Na het enorme succes van Bonifatius de Musical in 2012 en 2014, die 13.000 bezoekers naar de Bonifatiuskapel in Dokkum wist te lokken, leek het een voor de hand liggende keuze om voor een tweede musical op die prachtige locatie Titus Brandsma te kiezen als het centrale personage. De Friese pater, die in 1985 door paus Johannes Paulus II zalig verklaard is, leefde een bewogen leven en was bovendien de inspirator van de bijzondere kapel met zijn open binnenplaats.

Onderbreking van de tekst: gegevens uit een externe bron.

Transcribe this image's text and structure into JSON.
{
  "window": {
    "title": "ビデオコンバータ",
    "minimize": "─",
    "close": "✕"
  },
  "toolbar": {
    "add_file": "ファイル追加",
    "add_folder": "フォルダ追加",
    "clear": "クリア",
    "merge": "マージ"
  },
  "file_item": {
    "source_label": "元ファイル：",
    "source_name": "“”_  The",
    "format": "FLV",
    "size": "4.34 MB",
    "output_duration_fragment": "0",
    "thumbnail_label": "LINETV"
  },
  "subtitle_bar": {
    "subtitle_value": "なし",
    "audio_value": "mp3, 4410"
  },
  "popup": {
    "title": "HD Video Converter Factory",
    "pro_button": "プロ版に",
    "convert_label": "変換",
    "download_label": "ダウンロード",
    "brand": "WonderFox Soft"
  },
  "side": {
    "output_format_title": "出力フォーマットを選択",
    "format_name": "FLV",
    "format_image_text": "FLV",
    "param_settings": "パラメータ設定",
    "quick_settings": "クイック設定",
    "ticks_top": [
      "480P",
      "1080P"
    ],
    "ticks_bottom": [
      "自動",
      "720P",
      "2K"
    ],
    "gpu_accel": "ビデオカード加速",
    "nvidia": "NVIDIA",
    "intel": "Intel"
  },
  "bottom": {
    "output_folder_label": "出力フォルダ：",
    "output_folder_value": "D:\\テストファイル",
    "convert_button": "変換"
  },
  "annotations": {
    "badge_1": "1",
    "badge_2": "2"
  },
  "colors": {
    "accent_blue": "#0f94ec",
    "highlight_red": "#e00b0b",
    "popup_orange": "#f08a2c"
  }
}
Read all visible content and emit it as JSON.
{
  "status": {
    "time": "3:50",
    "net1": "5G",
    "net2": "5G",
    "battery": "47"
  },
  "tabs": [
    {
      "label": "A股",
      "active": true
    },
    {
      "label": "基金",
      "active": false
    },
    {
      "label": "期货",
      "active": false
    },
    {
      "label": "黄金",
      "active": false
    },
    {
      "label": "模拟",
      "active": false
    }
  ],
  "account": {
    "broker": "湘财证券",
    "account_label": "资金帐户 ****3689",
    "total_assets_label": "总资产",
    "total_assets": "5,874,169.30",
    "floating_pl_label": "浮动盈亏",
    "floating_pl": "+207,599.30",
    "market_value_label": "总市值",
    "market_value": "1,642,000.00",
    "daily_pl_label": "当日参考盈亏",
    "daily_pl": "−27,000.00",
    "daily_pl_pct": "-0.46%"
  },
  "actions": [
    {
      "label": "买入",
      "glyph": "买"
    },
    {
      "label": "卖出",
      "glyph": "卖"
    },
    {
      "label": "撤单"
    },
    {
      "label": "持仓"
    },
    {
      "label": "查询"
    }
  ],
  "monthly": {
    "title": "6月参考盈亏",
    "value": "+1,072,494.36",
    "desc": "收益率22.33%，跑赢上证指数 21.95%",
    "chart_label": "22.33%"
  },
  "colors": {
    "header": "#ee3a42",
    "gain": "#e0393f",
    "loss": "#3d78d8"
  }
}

‘Leven tussen stilte en stress’ luidt de ondertitel van de musical, die verwijst naar de levenslange zoektocht van Brandsma naar het doorgronden van de Spaanse mystica Teresa enerzijds en zijn grote maatschappelijke betrokkenheid en werkdrift anderzijds. Dat contrast tussen verstilling en hectiek lijkt op voorhand genoeg als motor voor het verhaal maar schrijver Bouke Oldenhof voegt daar nog een wonderbaarlijke verhaallijn aan toe. Hij voert God en de Duivel op als de vertellers van Brandsma’s leven. Hij laat ze bekvechten over de keuzes die hij maakt en platte dialoogjes voeren over bijvoorbeeld ‘loutering door lijden’ versus ‘genieten van het leven’ die veel te kort door de theologische bocht zijn. Dat levert een aantal tamelijk potsierlijke scènes op die het verhaal behoorlijk in de weg zitten.

Dat verhaal wordt niet chronologisch verteld. Op instigatie van de duivel, koddig maar daardoor ook uiterst karikaturaal neergezet door Joop Wittermans, wordt begonnen bij de arrestatie van Brandsma door de Duitsers in 1942. Waarom? Omdat hij wil laten zien waar zijn principiële levenshouding uiteindelijk toe zal leiden: het concentratiekamp. Tja, achteraf heb je in dit soort kwesties natuurlijk altijd gelijk.

Nee, de verhaallijnen zijn absoluut niet het sterkste punt van Titus. Noch de stress (veroorzaakt door het uitermate actieve leven van Brandsma), noch de stilte (zijn fascinatie voor de mystiek) komt goed uit de verf. Misschien zijn het ook wel onverenigbare grootheden voor een musical. We moeten wachten tot bijna de laatste scène eer de stilte bezit neemt van de Bonifatiuskapel. Die daalt dan onverwacht over ons neder, te laat om nog tot bezinning te komen. Als een duveltje uit een doosje zogezegd. Of als een deus ex machina, zo u wilt. Afhankelijk naar waar de ideologische voorkeur naar uitgaat. We willen dan ook nog wel, op verzoek van Titus, hand in hand gaan staan maar voor een spirituele ervaring komt dat te laat.

Er staat gelukkig genoeg fraais tegenover deze wat onhandige verhaalstructuur. Er wordt gloedvol gezongen door Theun Plantinga (Titus), Alexandra Alphenaar (Teresa) en Maike Boerdam (God) in de vaak verrassend goede liedjes die qua sfeer, tempo en inhoud telkens perfect aansluiten bij het hink-stap-sprongerige verhaal. Titus is daardoor meer een puik liedjesprogramma met jolige sketches geworden dan een coherente musical over een katholieke workaholic. Waarschijnlijk leent zo iemand zich niet als dragend personage. Of er hadden andere, veel rigoureuzere keuzes gemaakt moeten worden. Nu zitten de biografie, het geestesleven, de grollen en de uitbundige choreografieën elkaar te veel in de weg.